When they first went to live at Three Chimneys, the children had talked a great deal about their Father, and had asked a great many questions about him, and what he was doing and where he was and when he would come home. Mother always answered their questions as well as she could. But as the time went on they grew to speak less of him. Bobbie had felt almost from the first that for some strange miserable reason these questions hurt Mother and made her sad. And little by little the others came to have this feeling, too, though they could not have put it into words.

One day, when Mother was working so hard that she could not leave off even for ten minutes, Bobbie carried up her tea to the big bare room that they called Mother's workshop. It had hardly any furniture. Just a table and a chair and a rug. But always big pots of flowers on the window-sills and on the mantelpiece. The children saw to that. And from the three long uncurtained windows the beautiful stretch of meadow and moorland, the far violet of the hills, and the unchanging changefulness of cloud and sky.
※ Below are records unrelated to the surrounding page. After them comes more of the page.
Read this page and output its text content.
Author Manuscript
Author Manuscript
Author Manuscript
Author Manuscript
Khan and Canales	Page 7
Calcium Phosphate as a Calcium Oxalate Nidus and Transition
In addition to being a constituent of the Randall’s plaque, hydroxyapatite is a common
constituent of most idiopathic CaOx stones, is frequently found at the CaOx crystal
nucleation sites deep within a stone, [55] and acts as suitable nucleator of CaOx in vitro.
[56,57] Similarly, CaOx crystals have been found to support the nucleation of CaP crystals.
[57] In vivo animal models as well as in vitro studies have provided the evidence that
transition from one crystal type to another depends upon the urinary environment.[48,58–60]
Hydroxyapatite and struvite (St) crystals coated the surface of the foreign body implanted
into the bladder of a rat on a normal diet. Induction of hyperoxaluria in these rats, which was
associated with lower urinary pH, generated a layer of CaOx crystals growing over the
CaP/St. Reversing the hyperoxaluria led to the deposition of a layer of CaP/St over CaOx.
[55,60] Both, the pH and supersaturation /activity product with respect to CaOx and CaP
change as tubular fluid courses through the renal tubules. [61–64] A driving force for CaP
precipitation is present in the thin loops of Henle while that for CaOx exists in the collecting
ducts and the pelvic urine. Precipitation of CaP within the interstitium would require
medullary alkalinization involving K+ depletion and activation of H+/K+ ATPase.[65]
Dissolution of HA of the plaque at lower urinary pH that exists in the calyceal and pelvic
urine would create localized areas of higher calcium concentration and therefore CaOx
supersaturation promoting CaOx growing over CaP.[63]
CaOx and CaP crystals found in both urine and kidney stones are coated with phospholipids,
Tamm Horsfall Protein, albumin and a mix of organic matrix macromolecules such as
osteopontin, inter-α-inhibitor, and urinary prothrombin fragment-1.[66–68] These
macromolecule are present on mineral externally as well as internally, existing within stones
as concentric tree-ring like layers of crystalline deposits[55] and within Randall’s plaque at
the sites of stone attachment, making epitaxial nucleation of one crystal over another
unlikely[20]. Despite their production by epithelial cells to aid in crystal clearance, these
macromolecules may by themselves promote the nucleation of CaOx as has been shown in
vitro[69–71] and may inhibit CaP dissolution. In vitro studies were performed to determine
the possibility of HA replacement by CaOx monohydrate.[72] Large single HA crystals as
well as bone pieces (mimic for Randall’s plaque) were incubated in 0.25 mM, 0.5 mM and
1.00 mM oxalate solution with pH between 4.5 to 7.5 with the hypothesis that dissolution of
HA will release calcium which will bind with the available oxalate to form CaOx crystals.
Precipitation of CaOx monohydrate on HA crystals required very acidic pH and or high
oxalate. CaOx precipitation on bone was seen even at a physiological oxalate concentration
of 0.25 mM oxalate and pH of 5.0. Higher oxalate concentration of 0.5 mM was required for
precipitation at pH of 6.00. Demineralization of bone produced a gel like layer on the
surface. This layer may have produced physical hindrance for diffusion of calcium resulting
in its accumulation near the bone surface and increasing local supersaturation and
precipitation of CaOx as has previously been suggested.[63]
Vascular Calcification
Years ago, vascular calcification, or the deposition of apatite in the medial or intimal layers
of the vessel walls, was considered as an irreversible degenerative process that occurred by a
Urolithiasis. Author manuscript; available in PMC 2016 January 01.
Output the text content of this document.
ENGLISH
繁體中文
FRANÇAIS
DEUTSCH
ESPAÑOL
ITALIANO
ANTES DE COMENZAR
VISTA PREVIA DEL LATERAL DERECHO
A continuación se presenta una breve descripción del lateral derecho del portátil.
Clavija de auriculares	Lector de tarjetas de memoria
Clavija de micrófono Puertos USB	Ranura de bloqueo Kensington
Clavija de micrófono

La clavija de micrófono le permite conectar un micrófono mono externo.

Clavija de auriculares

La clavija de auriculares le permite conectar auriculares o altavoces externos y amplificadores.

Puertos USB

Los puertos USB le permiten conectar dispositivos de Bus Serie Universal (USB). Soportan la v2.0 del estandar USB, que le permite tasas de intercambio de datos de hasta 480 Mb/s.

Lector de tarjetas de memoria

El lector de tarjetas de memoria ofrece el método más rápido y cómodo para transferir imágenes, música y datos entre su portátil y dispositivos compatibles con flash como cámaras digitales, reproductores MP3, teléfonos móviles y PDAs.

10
“Here's your tea, Mother-love,” said Bobbie; “do drink it while it's hot.”

Mother laid down her pen among the pages that were scattered all over the table, pages covered with her writing, which was almost as plain as print, and much prettier. She ran her hands into her hair, as if she were going to pull it out by handfuls.

“Poor dear head,” said Bobbie, “does it ache?”

“No—yes—not much,” said Mother. “Bobbie, do you think Peter and Phil are FORGETTING Father?”

“NO,” said Bobbie, indignantly. “Why?”